An accident is an unplanned occurrence that may result in damage to people, property, equipment, or the environment. When accidents are reported promptly, injured employees, students, and visitors receive timely medical care and unsafe conditions receive prompt corrective action. The Texas A&M University System Health Science Center’s Environmental Health and Safety Management Program is designed to investigate accidents in order to identify accident trends, determine the effectiveness of current safety programs, and prevent future accidents.
IMPORTANT: Report all accidents to your supervisor, your component’s Environmental Health and Safety Management Office, or the Office of the Vice President for Finance and Administration, as appropriate. If an injury or exposure occurs on-the-job, complete the WCI Form, Employer's First Report of Injury or Illness.
EXAMPLE: Report hazards, such as missing utility hole covers or chemical spills, to your component’s Safety and Health Office or the Office of the Vice President for Finance and Administration. Report accidents such as vehicle collisions to the Vice President for Finance and Administration.
Report unsafe conditions or potentially hazardous situations to your components Safety and Health Management Officer or to the Office of the Vice President for Finance and Administration as quickly as possible. Appropriate departments and outside agencies will be contacted to abate the condition or situation.

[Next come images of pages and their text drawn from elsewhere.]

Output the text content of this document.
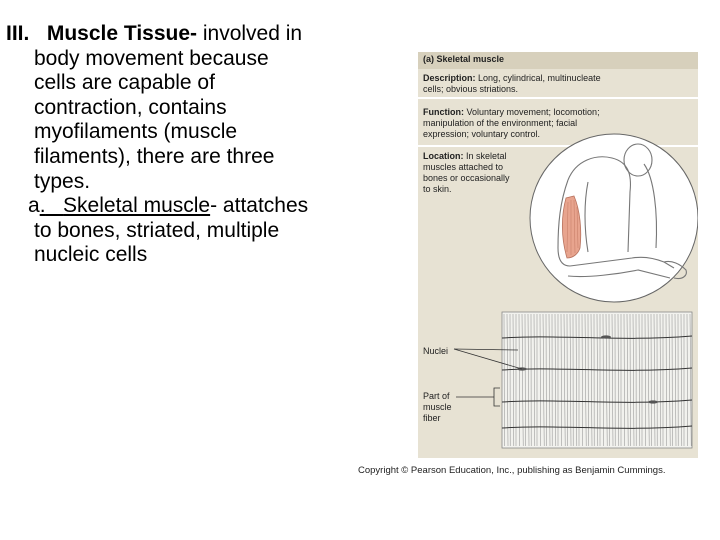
III. Muscle Tissue- involved in
body movement because
cells are capable of
contraction, contains
myofilaments (muscle
filaments), there are three
types.
a. Skeletal muscle- attatches
to bones, striated, multiple
nucleic cells
(a) Skeletal muscle
Description: Long, cylindrical, multinucleate
cells; obvious striations.
Function: Voluntary movement; locomotion;
manipulation of the environment; facial
expression; voluntary control.
Location: In skeletal
muscles attached to
bones or occasionally
to skin.
Nuclei
Part of
muscle
fiber
Copyright © Pearson Education, Inc., publishing as Benjamin Cummings.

2. Americans with Disabilities Act
The Texas A&M University System Health Science Center complies with the requirements and guidelines of the Americans with Disabilities Act. This means that new facilities and renovations to existing facilities are designed to provide accessibility for people with disabilities.

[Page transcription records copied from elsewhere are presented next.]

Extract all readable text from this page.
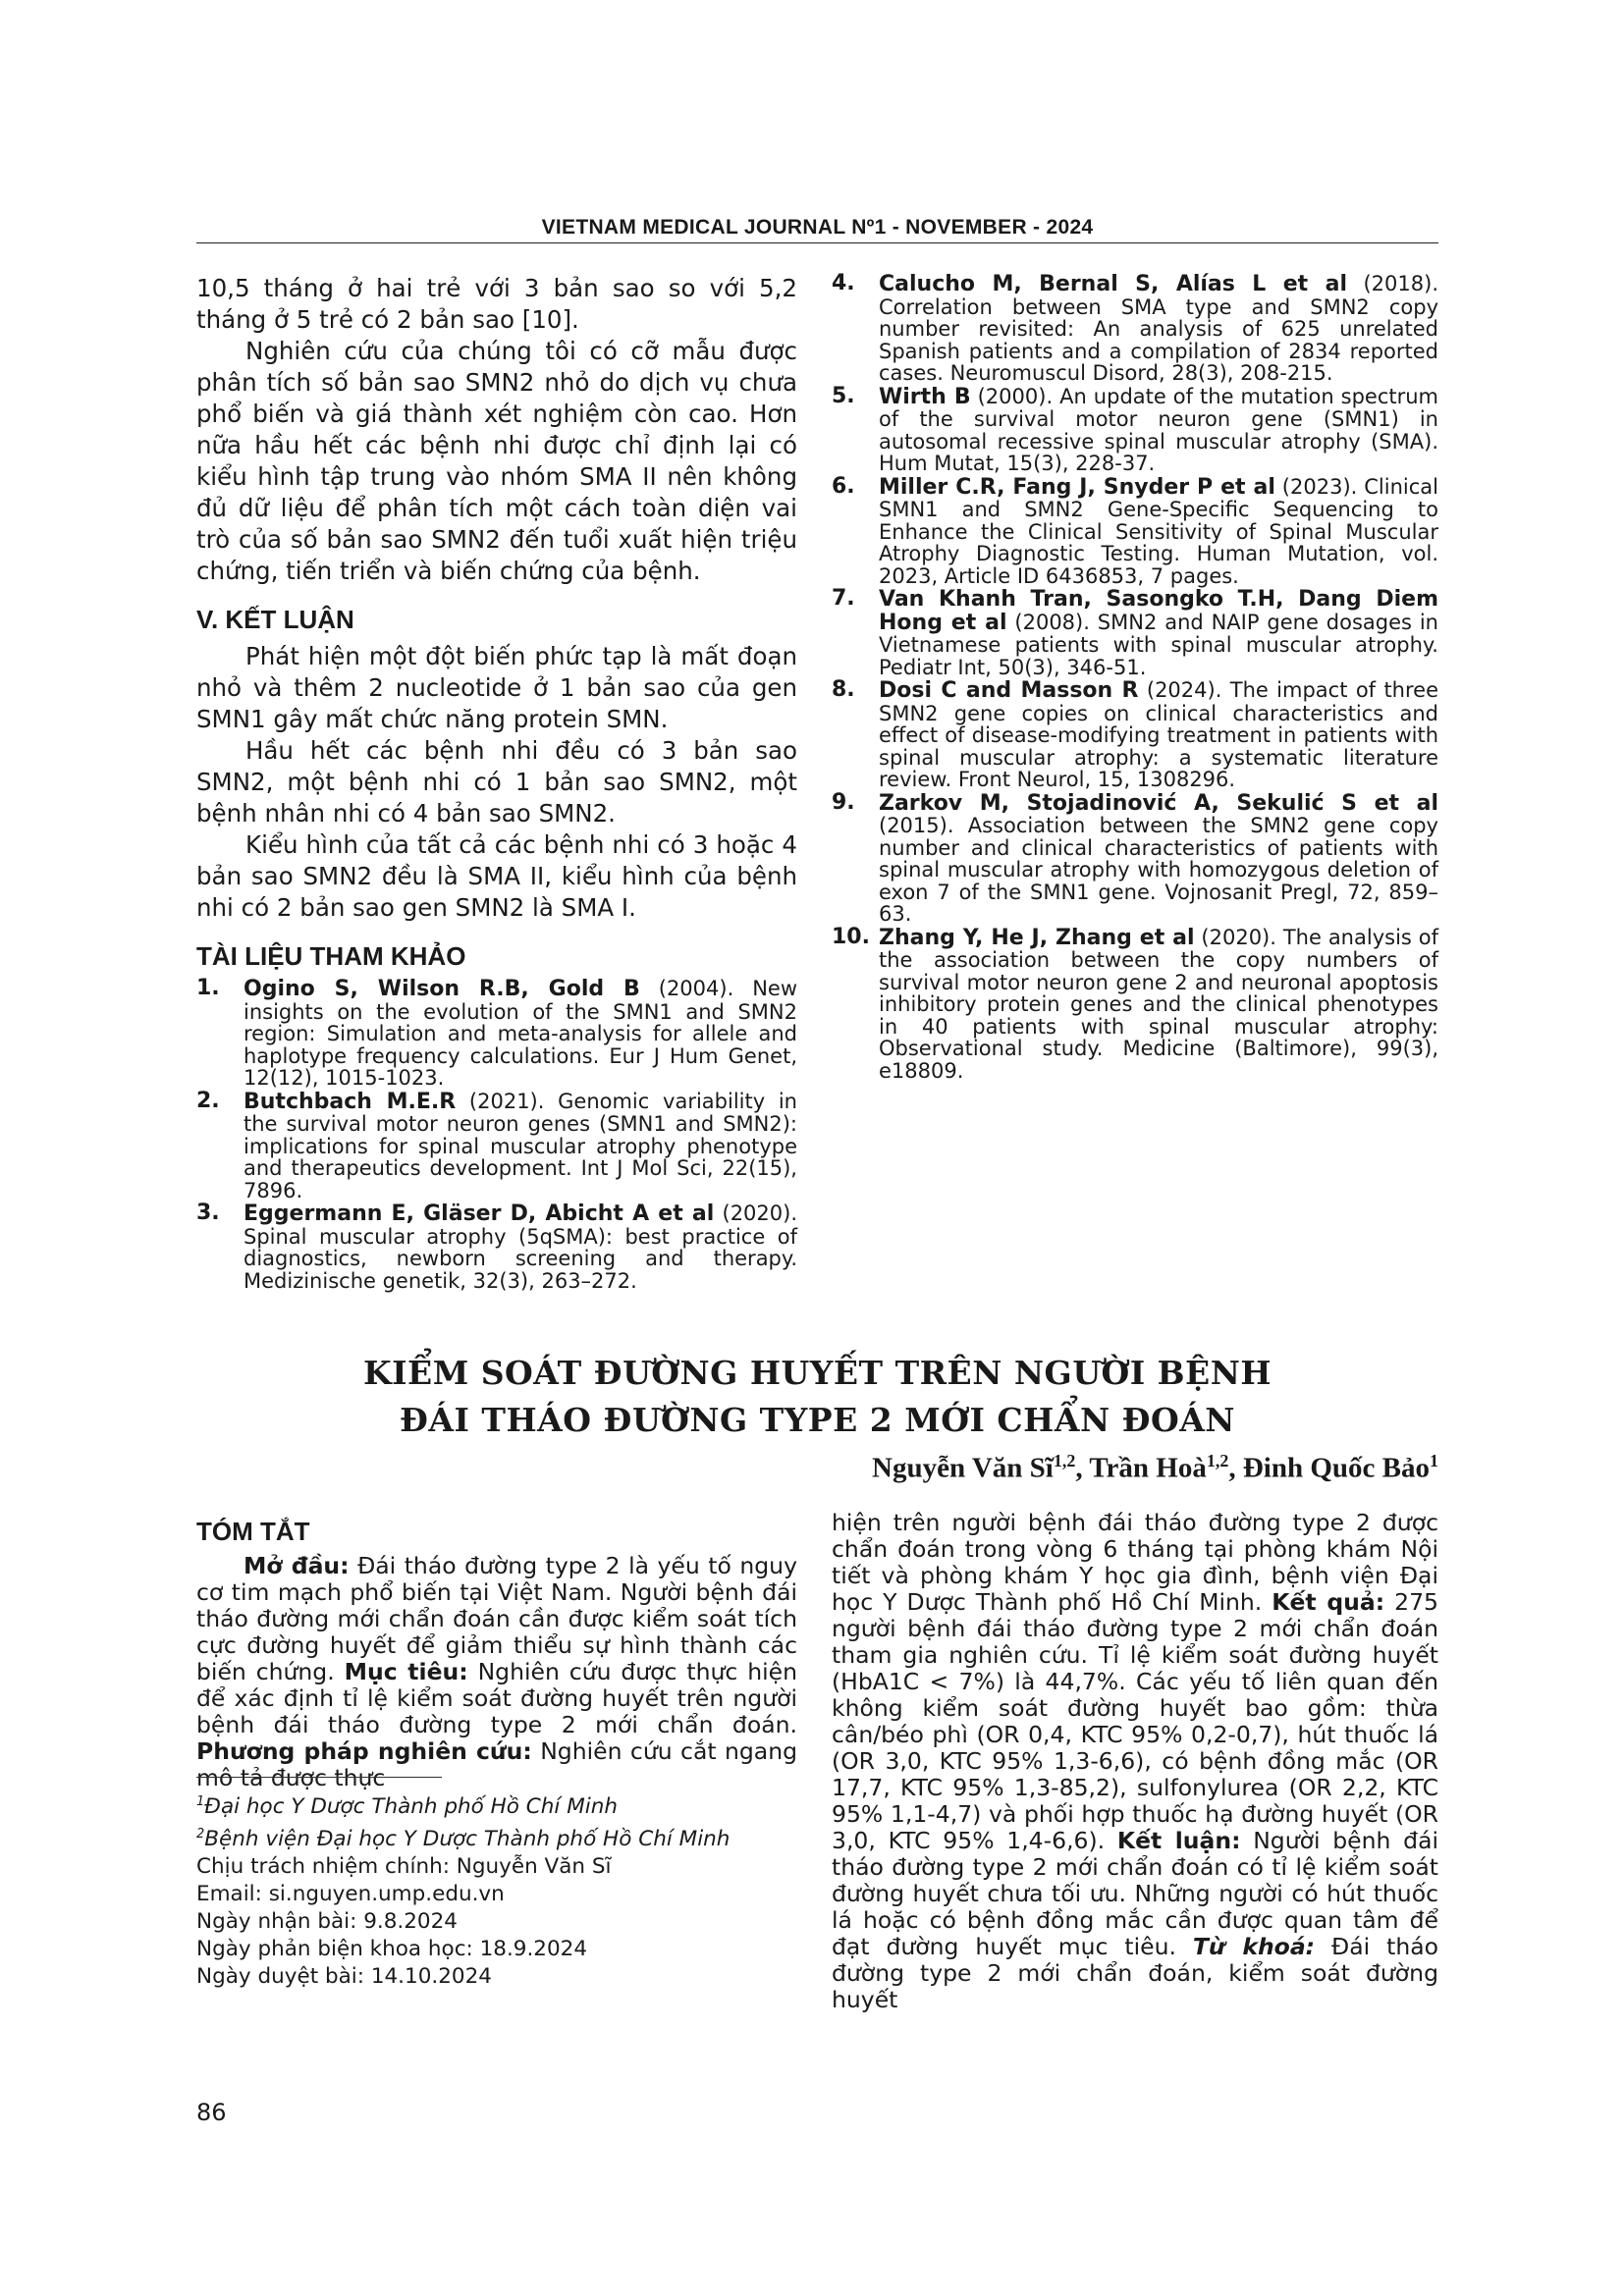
VIETNAM MEDICAL JOURNAL Nº1 - NOVEMBER - 2024

10,5 tháng ở hai trẻ với 3 bản sao so với 5,2 tháng ở 5 trẻ có 2 bản sao [10].

Nghiên cứu của chúng tôi có cỡ mẫu được phân tích số bản sao SMN2 nhỏ do dịch vụ chưa phổ biến và giá thành xét nghiệm còn cao. Hơn nữa hầu hết các bệnh nhi được chỉ định lại có kiểu hình tập trung vào nhóm SMA II nên không đủ dữ liệu để phân tích một cách toàn diện vai trò của số bản sao SMN2 đến tuổi xuất hiện triệu chứng, tiến triển và biến chứng của bệnh.

V. KẾT LUẬN

Phát hiện một đột biến phức tạp là mất đoạn nhỏ và thêm 2 nucleotide ở 1 bản sao của gen SMN1 gây mất chức năng protein SMN.

Hầu hết các bệnh nhi đều có 3 bản sao SMN2, một bệnh nhi có 1 bản sao SMN2, một bệnh nhân nhi có 4 bản sao SMN2.

Kiểu hình của tất cả các bệnh nhi có 3 hoặc 4 bản sao SMN2 đều là SMA II, kiểu hình của bệnh nhi có 2 bản sao gen SMN2 là SMA I.

TÀI LIỆU THAM KHẢO
1. Ogino S, Wilson R.B, Gold B (2004). New insights on the evolution of the SMN1 and SMN2 region: Simulation and meta-analysis for allele and haplotype frequency calculations. Eur J Hum Genet, 12(12), 1015-1023.
2. Butchbach M.E.R (2021). Genomic variability in the survival motor neuron genes (SMN1 and SMN2): implications for spinal muscular atrophy phenotype and therapeutics development. Int J Mol Sci, 22(15), 7896.
3. Eggermann E, Gläser D, Abicht A et al (2020). Spinal muscular atrophy (5qSMA): best practice of diagnostics, newborn screening and therapy. Medizinische genetik, 32(3), 263–272.
4. Calucho M, Bernal S, Alías L et al (2018). Correlation between SMA type and SMN2 copy number revisited: An analysis of 625 unrelated Spanish patients and a compilation of 2834 reported cases. Neuromuscul Disord, 28(3), 208-215.
5. Wirth B (2000). An update of the mutation spectrum of the survival motor neuron gene (SMN1) in autosomal recessive spinal muscular atrophy (SMA). Hum Mutat, 15(3), 228-37.
6. Miller C.R, Fang J, Snyder P et al (2023). Clinical SMN1 and SMN2 Gene-Specific Sequencing to Enhance the Clinical Sensitivity of Spinal Muscular Atrophy Diagnostic Testing. Human Mutation, vol. 2023, Article ID 6436853, 7 pages.
7. Van Khanh Tran, Sasongko T.H, Dang Diem Hong et al (2008). SMN2 and NAIP gene dosages in Vietnamese patients with spinal muscular atrophy. Pediatr Int, 50(3), 346-51.
8. Dosi C and Masson R (2024). The impact of three SMN2 gene copies on clinical characteristics and effect of disease-modifying treatment in patients with spinal muscular atrophy: a systematic literature review. Front Neurol, 15, 1308296.
9. Zarkov M, Stojadinović A, Sekulić S et al (2015). Association between the SMN2 gene copy number and clinical characteristics of patients with spinal muscular atrophy with homozygous deletion of exon 7 of the SMN1 gene. Vojnosanit Pregl, 72, 859–63.
10. Zhang Y, He J, Zhang et al (2020). The analysis of the association between the copy numbers of survival motor neuron gene 2 and neuronal apoptosis inhibitory protein genes and the clinical phenotypes in 40 patients with spinal muscular atrophy: Observational study. Medicine (Baltimore), 99(3), e18809.
KIỂM SOÁT ĐƯỜNG HUYẾT TRÊN NGƯỜI BỆNH
ĐÁI THÁO ĐƯỜNG TYPE 2 MỚI CHẨN ĐOÁN
Nguyễn Văn Sĩ$^{1,2}$, Trần Hoà$^{1,2}$, Đinh Quốc Bảo$^1$
TÓM TẮT

Mở đầu: Đái tháo đường type 2 là yếu tố nguy cơ tim mạch phổ biến tại Việt Nam. Người bệnh đái tháo đường mới chẩn đoán cần được kiểm soát tích cực đường huyết để giảm thiểu sự hình thành các biến chứng. Mục tiêu: Nghiên cứu được thực hiện để xác định tỉ lệ kiểm soát đường huyết trên người bệnh đái tháo đường type 2 mới chẩn đoán. Phương pháp nghiên cứu: Nghiên cứu cắt ngang mô tả được thực

$^1$Đại học Y Dược Thành phố Hồ Chí Minh

$^2$Bệnh viện Đại học Y Dược Thành phố Hồ Chí Minh

Chịu trách nhiệm chính: Nguyễn Văn Sĩ

Email: si.nguyen.ump.edu.vn

Ngày nhận bài: 9.8.2024

Ngày phản biện khoa học: 18.9.2024

Ngày duyệt bài: 14.10.2024

hiện trên người bệnh đái tháo đường type 2 được chẩn đoán trong vòng 6 tháng tại phòng khám Nội tiết và phòng khám Y học gia đình, bệnh viện Đại học Y Dược Thành phố Hồ Chí Minh. Kết quả: 275 người bệnh đái tháo đường type 2 mới chẩn đoán tham gia nghiên cứu. Tỉ lệ kiểm soát đường huyết (HbA1C < 7%) là 44,7%. Các yếu tố liên quan đến không kiểm soát đường huyết bao gồm: thừa cân/béo phì (OR 0,4, KTC 95% 0,2-0,7), hút thuốc lá (OR 3,0, KTC 95% 1,3-6,6), có bệnh đồng mắc (OR 17,7, KTC 95% 1,3-85,2), sulfonylurea (OR 2,2, KTC 95% 1,1-4,7) và phối hợp thuốc hạ đường huyết (OR 3,0, KTC 95% 1,4-6,6). Kết luận: Người bệnh đái tháo đường type 2 mới chẩn đoán có tỉ lệ kiểm soát đường huyết chưa tối ưu. Những người có hút thuốc lá hoặc có bệnh đồng mắc cần được quan tâm để đạt đường huyết mục tiêu. Từ khoá: Đái tháo đường type 2 mới chẩn đoán, kiểm soát đường huyết

86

Handicapped parking and wheelchair ramps must remain accessible at all times. Do not block these areas or tamper with other accessibility equipment. In addition, do not remove Braille tabs on elevator buttons or other signs.

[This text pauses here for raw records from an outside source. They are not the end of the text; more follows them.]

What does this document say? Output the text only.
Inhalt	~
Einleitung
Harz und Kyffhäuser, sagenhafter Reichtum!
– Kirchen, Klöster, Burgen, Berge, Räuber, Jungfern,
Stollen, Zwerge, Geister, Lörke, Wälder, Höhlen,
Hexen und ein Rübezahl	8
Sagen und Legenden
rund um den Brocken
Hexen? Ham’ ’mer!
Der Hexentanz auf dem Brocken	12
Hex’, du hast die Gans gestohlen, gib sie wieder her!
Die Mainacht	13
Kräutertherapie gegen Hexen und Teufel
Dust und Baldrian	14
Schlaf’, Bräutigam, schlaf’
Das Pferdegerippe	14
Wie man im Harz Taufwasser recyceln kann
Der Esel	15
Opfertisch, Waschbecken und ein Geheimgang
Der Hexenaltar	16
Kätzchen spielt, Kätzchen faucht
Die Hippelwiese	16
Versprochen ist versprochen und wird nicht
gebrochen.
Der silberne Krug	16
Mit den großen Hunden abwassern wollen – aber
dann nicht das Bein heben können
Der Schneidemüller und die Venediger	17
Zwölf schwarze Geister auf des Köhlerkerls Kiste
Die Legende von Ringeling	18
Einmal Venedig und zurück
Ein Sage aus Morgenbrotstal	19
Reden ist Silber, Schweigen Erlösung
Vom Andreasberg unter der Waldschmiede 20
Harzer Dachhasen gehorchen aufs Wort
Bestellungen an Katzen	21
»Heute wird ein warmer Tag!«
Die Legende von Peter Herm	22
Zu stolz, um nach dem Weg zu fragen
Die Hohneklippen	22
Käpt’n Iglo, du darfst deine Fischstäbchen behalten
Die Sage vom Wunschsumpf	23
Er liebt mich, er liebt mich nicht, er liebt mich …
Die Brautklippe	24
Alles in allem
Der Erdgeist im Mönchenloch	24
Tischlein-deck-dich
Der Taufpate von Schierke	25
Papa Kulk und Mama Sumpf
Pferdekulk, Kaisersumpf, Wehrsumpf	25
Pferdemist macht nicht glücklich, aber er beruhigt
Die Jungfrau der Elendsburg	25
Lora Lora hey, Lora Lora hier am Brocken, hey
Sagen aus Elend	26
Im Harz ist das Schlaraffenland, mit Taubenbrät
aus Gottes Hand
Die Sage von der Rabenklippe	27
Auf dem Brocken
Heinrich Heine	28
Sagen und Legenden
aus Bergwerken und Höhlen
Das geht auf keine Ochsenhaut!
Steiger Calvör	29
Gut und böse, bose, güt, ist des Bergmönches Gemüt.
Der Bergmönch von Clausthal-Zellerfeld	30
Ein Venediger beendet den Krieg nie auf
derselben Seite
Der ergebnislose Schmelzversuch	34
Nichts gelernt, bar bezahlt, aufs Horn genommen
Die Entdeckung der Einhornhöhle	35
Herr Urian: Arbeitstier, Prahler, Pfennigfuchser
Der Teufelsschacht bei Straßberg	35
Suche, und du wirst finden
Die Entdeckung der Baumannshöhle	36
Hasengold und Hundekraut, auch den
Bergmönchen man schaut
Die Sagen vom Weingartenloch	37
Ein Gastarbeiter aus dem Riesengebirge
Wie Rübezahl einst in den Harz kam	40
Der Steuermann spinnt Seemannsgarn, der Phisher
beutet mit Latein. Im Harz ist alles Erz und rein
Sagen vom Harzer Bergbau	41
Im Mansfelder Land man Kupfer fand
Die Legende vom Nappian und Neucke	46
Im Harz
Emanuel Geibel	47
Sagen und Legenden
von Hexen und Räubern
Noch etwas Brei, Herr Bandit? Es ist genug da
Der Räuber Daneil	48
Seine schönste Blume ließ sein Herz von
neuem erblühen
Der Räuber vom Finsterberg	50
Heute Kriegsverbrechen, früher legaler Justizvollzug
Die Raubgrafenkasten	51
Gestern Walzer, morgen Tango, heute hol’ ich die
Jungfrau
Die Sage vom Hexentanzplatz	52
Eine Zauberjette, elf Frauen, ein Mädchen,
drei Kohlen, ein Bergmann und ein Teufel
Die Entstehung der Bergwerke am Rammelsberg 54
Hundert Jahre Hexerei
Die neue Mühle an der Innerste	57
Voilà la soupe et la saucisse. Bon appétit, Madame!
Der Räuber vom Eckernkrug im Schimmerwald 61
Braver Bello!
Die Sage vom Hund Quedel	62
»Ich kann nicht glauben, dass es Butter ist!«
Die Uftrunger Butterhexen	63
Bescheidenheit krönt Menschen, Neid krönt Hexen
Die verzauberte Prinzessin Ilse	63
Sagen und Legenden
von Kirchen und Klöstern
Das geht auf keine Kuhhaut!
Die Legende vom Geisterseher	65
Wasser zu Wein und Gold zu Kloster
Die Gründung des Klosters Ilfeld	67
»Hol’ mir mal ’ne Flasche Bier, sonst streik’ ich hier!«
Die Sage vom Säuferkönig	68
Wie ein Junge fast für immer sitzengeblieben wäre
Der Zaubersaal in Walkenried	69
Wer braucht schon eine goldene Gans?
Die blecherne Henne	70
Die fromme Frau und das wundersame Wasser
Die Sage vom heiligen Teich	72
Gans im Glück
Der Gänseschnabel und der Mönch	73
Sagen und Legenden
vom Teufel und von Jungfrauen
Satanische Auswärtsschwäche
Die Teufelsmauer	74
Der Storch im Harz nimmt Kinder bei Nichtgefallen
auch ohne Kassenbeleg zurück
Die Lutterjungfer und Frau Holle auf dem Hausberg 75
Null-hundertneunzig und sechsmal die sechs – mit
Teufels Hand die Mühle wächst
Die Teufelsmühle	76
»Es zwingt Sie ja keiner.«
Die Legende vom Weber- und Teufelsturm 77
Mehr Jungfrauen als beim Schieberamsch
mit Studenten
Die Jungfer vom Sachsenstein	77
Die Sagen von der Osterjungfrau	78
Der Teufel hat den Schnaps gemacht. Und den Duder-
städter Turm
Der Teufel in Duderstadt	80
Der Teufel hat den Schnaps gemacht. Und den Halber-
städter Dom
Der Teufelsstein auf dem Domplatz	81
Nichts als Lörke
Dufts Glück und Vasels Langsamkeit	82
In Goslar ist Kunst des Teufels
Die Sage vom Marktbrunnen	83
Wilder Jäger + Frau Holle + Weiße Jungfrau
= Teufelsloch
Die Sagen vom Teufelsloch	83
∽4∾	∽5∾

Asbestos is a mineral fiber that causes cancer and various respiratory illnesses. Older buildings constructed prior to 1980 may contain asbestos. Asbestos is commonly found in older appliances, insulation, shingles, siding, putties, and caulking. Generally, it is not a problem unless the material that contains it crumbles or flakes.
The Texas Asbestos Health Protection Rules do not require building owners to conduct inspections and identify all asbestos locations. Inspections are required, however, prior to renovation or dismantling activities.
NOTE: Call the your components Safety Officer or the Office of the Vice President for Finance and Administration before performing work on campus that will disturb building fixtures, walls, or ceiling (e.g., installing computer cables in the ceiling). The Physical Plant will help ensure that the work does not affect asbestos containing materials.
IMPORTANT: Do not handle asbestos or suspected asbestos or try to remove it yourself.
4. Dress Code
Dress in a manner that does not impair safety. Loose clothing, long hair, dangle jewelry, and sandals may be dangerous around moving equipment.
Always wear clothing that is appropriate for your job. Please contact your supervisor to determine the appropriate clothing for your work environment.